La Communauté économique des États de l’Afrique de l’Ouest (CEDEAO) traverse une période particulièrement sensible. Déjà fragilisée par le retrait du Mali, du Burkina Faso et du Niger, désormais réunis au sein de l’Alliance des États du Sahel, l’organisation régionale doit aujourd’hui gérer deux différends entre États membres qui mettent à l’épreuve sa capacité de médiation et la solidité de ses mécanismes institutionnels.

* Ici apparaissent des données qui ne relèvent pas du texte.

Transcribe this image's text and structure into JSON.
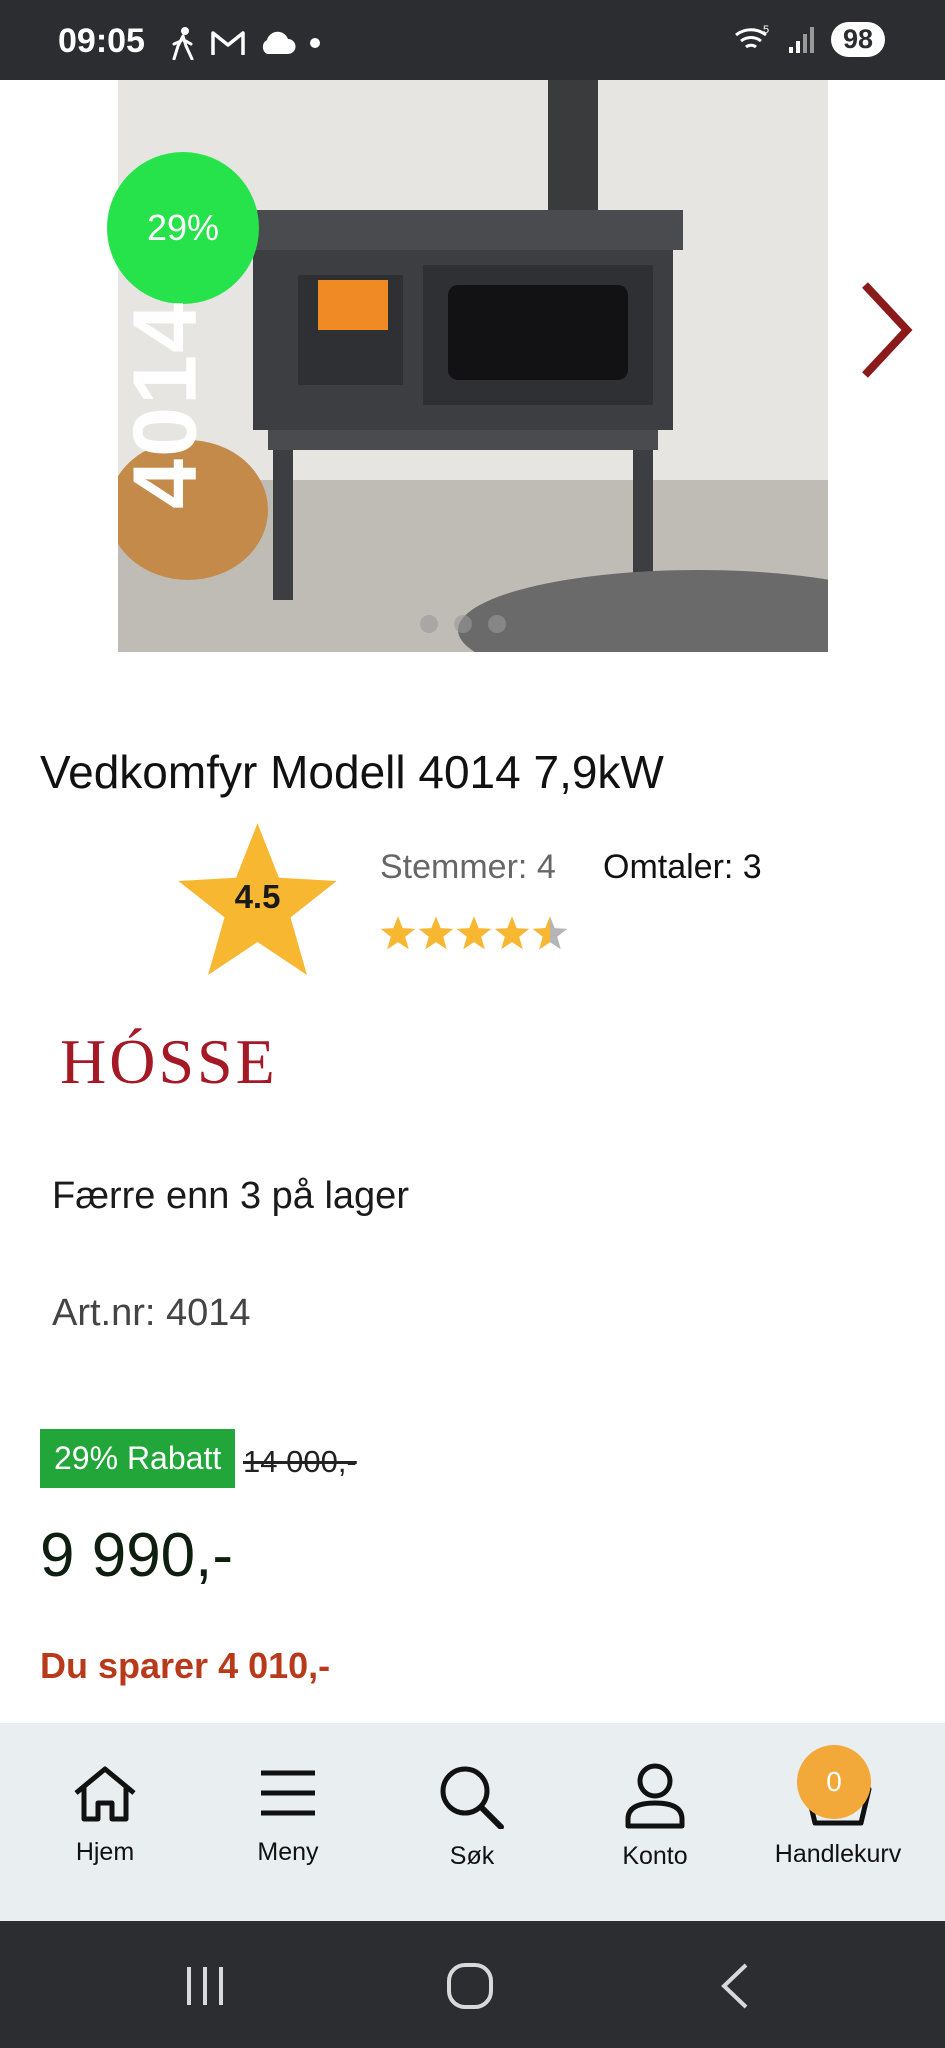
{
  "status_bar": {
    "time": "09:05",
    "battery": "98",
    "wifi_label": "5"
  },
  "gallery": {
    "discount_badge": "29%",
    "model_overlay": "4014",
    "slide_count": 3
  },
  "product": {
    "title": "Vedkomfyr Modell 4014 7,9kW",
    "rating_value": "4.5",
    "votes_label": "Stemmer:",
    "votes_count": "4",
    "reviews_text": "Omtaler: 3",
    "rating_stars": 4.5,
    "brand": "HÓSSE",
    "stock_text": "Færre enn 3 på lager",
    "artnr_text": "Art.nr: 4014"
  },
  "pricing": {
    "discount_label": "29% Rabatt",
    "old_price": "14 000,-",
    "price": "9 990,-",
    "savings": "Du sparer 4 010,-"
  },
  "bottom_nav": {
    "items": [
      {
        "label": "Hjem",
        "icon": "home-icon"
      },
      {
        "label": "Meny",
        "icon": "menu-icon"
      },
      {
        "label": "Søk",
        "icon": "search-icon"
      },
      {
        "label": "Konto",
        "icon": "user-icon"
      },
      {
        "label": "Handlekurv",
        "icon": "basket-icon"
      }
    ],
    "cart_count": "0"
  },
  "colors": {
    "accent_green": "#22a63a",
    "badge_green": "#27e34b",
    "savings_red": "#b83a1a",
    "brand_red": "#a51826",
    "star_yellow": "#f7b731",
    "cart_badge": "#f3a83a"
  }
}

Le premier concerne la délimitation de la frontière maritime entre le Ghana et le Togo. Après plusieurs années de discussions bilatérales engagées depuis 2018, Accra a notifié Lomé, le 20 février, de son recours à une procédure d’arbitrage international fondée sur la Convention des Nations unies sur le droit de la mer. Le Togo a indiqué prendre acte de cette décision tout en réaffirmant son attachement à un règlement pacifique, équitable et conforme au droit international. Au-delà des considérations juridiques, ce différend maritime comporte des enjeux économiques importants liés aux ressources halieutiques et énergétiques.
Le second dossier oppose la Guinée et la Sierra Leone à la suite d’un incident survenu à leur frontière commune. Conakry affirme avoir interpellé des soldats sierra-léonais accusés d’avoir franchi la frontière, tandis que Freetown soutient que ses militaires se trouvaient dans une zone relevant de sa juridiction. Les divergences portent sur la localisation exacte des faits et sur la responsabilité de l’incident. La situation est d’autant plus délicate que le président sierra-léonais, Julius Maada Bio, assure actuellement la présidence en exercice de la CEDEAO, ce qui oblige l’organisation à démontrer son impartialité.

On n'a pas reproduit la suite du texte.